Are you one of 70% of American households that have a pet? If so, your best buddy is more than just a companion. Pets offer many benefits to your well-being, too!

Learn more about how walks with the dog, snuggles with the cat and other activities can give your health a boost.

Increased physical activity

When it comes to movement, every little bit counts.  The American Heart Association recommends 150 minutes of moderate activity a week to improve cardiovascular fitness, maintain or lose weight and ward off some diseases. That’s just 22 minutes a day for seven days or 30 minutes a day for five days.
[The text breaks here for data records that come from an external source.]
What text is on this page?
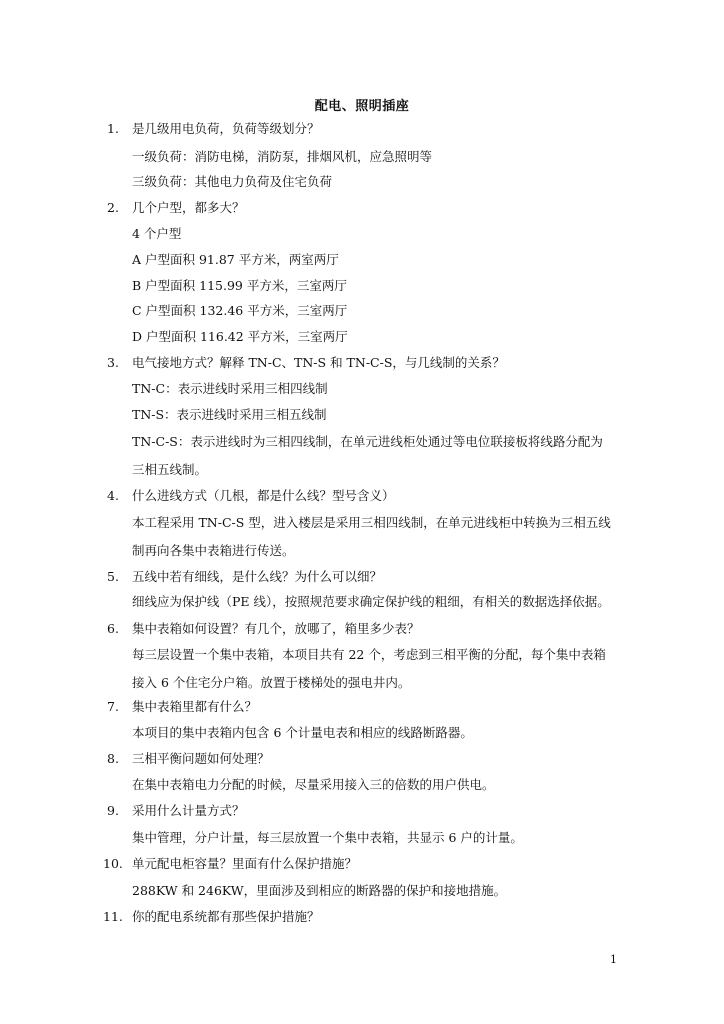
配电、照明插座
1. 是几级用电负荷，负荷等级划分？
一级负荷：消防电梯，消防泵，排烟风机，应急照明等
三级负荷：其他电力负荷及住宅负荷
2. 几个户型，都多大？
4 个户型
A 户型面积 91.87 平方米，两室两厅
B 户型面积 115.99 平方米，三室两厅
C 户型面积 132.46 平方米，三室两厅
D 户型面积 116.42 平方米，三室两厅
3. 电气接地方式？解释 TN-C、TN-S 和 TN-C-S，与几线制的关系？
TN-C：表示进线时采用三相四线制
TN-S：表示进线时采用三相五线制
TN-C-S：表示进线时为三相四线制，在单元进线柜处通过等电位联接板将线路分配为
三相五线制。
4. 什么进线方式（几根，都是什么线？型号含义）
本工程采用 TN-C-S 型，进入楼层是采用三相四线制，在单元进线柜中转换为三相五线
制再向各集中表箱进行传送。
5. 五线中若有细线，是什么线？为什么可以细？
细线应为保护线（PE 线），按照规范要求确定保护线的粗细，有相关的数据选择依据。
6. 集中表箱如何设置？有几个，放哪了，箱里多少表？
每三层设置一个集中表箱，本项目共有 22 个，考虑到三相平衡的分配，每个集中表箱
接入 6 个住宅分户箱。放置于楼梯处的强电井内。
7. 集中表箱里都有什么？
本项目的集中表箱内包含 6 个计量电表和相应的线路断路器。
8. 三相平衡问题如何处理？
在集中表箱电力分配的时候，尽量采用接入三的倍数的用户供电。
9. 采用什么计量方式？
集中管理，分户计量，每三层放置一个集中表箱，共显示 6 户的计量。
10. 单元配电柜容量？里面有什么保护措施？
288KW 和 246KW，里面涉及到相应的断路器的保护和接地措施。
11. 你的配电系统都有那些保护措施？
1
But what type of activity counts as moderate? The Compendium of Physical Activities offers a comprehensive listing of activities that are ranked by METs, or metabolic equivalent. Any activity between 3-6 METs is considered moderate activity.  

This is great news for pet owners. If you have a dog, taking them for a walk counts as 3.0 METs.  Playing with your pet in the living room or the yard can also count anywhere from 2.8-5 METs. So when your pet gets exercise, you do, too!

Lower blood pressure 

Pet ownership can make our hearts feel full. But having a furry (or scaly) friend can also help your heart thrive.

In one study, married couples with a cat or dog had lower heart rates and blood pressure levels than those who didn’t have pets. The same study also concluded that people with pets saw their heart rate and blood pressure drop faster after stress than those who did not.

Why is this? Part of the reason can be attributed to snuggles.

By petting or holding your animal friend, you are lowering the amount of cortisol, the stress hormone, in your body. This creates a ripple effect across your entire well-being, allowing your heart rate to lower, your mind to slow down and muscles to relax.

Decreased risk of loneliness and depression

Humans are social creatures and pet ownership helps fulfill our most basic desires to connect with others. There are a few reasons for this:

  • Pet people tend to find other pet people, whether they are out for a walk with their furry friend or buying supplies at the store. Having a pet can be the ultimate conversation starter.
  • It has been proven that companionship adds years to our lives. In fact, studies have shown that pet owners over the age of 65 see their doctor 30% less than their pet-less counterparts.  
  • Caring for a pet invokes feelings of being needed and wanted, which can reduce symptoms of depression. Plus, there is no better mood booster than being greeted by a wagging tail or purring cat.

The bottom line: Our pets are more than companions. They are also a key component to a healthier life for their owners, including increased physical activity, lower blood pressure and improved mental health.